One Million Years, BC (1966) dir. Don Caffery, Hammer Arts Productions-Seven Arts
For a period of time, along side gangsters, pirates, monsters and the like, there were caveman films. A sort of proto peplum, they usually had a bunch of fairly good looking people in furs running around a desert. If there was a good budget you might even get some dinosaurs, although most of the time they would your average lizards with junk glued on them.
The chief of the Rock People (Robert Brown) is having issues with his two sons, Tumak (John Richardson) and Sakana (Percy Herbet). Both brothers seem to hate each other but the elder Tumak has eyes on being chief. He challenges his old man to a fight, but the elder is still standing at the end of the fight and Tumak finds himself banished.
Tumak wanders for a bit, until he passes out near the shoreline.
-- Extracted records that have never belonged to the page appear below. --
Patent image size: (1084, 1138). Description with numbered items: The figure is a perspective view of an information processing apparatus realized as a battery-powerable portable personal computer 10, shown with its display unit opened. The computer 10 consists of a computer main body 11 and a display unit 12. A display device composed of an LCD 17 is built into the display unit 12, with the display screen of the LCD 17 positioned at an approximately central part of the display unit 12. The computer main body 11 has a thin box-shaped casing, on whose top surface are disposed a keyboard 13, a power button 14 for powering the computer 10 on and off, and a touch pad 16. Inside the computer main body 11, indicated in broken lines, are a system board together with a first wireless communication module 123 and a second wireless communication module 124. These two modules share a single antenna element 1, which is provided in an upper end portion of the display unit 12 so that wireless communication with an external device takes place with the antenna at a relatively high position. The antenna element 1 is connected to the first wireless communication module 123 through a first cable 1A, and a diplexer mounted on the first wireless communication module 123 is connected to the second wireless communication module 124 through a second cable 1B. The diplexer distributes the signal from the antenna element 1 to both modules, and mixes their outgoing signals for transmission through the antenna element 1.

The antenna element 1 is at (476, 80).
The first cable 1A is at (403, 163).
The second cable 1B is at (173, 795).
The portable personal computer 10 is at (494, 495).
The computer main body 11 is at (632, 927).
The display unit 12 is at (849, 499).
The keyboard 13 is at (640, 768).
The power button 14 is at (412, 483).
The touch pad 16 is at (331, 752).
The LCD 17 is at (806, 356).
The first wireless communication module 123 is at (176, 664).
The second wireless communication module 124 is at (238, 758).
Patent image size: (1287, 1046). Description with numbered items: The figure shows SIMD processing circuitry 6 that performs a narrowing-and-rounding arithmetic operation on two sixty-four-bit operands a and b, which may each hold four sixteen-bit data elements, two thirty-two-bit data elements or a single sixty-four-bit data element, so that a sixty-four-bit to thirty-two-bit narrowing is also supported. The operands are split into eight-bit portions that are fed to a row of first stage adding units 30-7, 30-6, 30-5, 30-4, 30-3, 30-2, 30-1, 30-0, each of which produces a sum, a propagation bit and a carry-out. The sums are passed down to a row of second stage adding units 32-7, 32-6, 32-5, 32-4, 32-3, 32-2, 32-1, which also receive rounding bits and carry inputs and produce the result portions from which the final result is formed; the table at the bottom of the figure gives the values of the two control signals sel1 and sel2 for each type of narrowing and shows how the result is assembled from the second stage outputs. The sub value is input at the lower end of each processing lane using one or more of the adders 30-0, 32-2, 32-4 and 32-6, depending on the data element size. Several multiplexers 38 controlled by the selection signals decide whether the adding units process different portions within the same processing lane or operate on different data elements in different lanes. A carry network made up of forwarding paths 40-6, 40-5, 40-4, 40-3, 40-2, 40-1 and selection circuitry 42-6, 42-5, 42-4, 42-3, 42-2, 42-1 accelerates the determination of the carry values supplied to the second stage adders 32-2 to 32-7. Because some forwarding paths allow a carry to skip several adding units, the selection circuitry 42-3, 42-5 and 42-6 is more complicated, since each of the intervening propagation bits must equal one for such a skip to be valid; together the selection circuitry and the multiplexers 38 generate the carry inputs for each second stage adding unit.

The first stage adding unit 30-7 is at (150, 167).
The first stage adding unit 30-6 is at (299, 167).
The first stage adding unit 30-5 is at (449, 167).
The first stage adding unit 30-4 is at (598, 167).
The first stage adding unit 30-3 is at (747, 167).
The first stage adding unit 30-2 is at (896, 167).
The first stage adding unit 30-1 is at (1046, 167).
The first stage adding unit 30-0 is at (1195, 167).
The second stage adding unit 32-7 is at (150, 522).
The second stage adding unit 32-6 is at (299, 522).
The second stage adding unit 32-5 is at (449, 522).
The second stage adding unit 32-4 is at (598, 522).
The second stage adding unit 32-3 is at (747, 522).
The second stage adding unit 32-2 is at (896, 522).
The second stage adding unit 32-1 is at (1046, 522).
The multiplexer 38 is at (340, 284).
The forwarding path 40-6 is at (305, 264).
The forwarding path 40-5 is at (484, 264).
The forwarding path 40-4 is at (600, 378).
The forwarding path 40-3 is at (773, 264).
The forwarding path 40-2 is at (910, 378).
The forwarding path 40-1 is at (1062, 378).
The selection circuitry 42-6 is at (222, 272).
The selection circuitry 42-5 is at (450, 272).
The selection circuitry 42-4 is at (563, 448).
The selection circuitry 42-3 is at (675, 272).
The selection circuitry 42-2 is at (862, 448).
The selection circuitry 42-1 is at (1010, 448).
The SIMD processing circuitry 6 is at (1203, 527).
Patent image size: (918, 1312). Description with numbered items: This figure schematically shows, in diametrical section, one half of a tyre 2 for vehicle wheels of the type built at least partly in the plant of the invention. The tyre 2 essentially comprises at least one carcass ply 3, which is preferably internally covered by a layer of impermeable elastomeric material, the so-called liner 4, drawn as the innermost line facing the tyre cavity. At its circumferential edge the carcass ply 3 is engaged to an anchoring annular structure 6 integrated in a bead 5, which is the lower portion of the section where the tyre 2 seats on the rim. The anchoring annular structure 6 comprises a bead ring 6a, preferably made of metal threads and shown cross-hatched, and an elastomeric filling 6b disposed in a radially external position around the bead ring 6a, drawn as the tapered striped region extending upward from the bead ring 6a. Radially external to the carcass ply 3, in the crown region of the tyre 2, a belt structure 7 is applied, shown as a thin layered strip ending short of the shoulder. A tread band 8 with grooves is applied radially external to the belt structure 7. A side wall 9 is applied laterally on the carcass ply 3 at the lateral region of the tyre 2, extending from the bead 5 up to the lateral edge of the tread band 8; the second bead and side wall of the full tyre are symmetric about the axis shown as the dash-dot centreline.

His luck has an upswing when Loana (Raquel Welch) finds him. Old habits die hard and his attitude gets him banished from the beach. He heads back home, Loana in tow.
Sakana, meanwhile, has had a bit more luck in taking over the tribe, tossing dear old dad off a cliff. When the two brothers meet again, a war is clearly brewing.
Not horrible; Ray Harryhausen's effects steal the show although one could argue they steal too much and stretch the film out. The rest is serviceable if not great but the overall idea of scanitly clad men and women fighting dinos is an easy sell.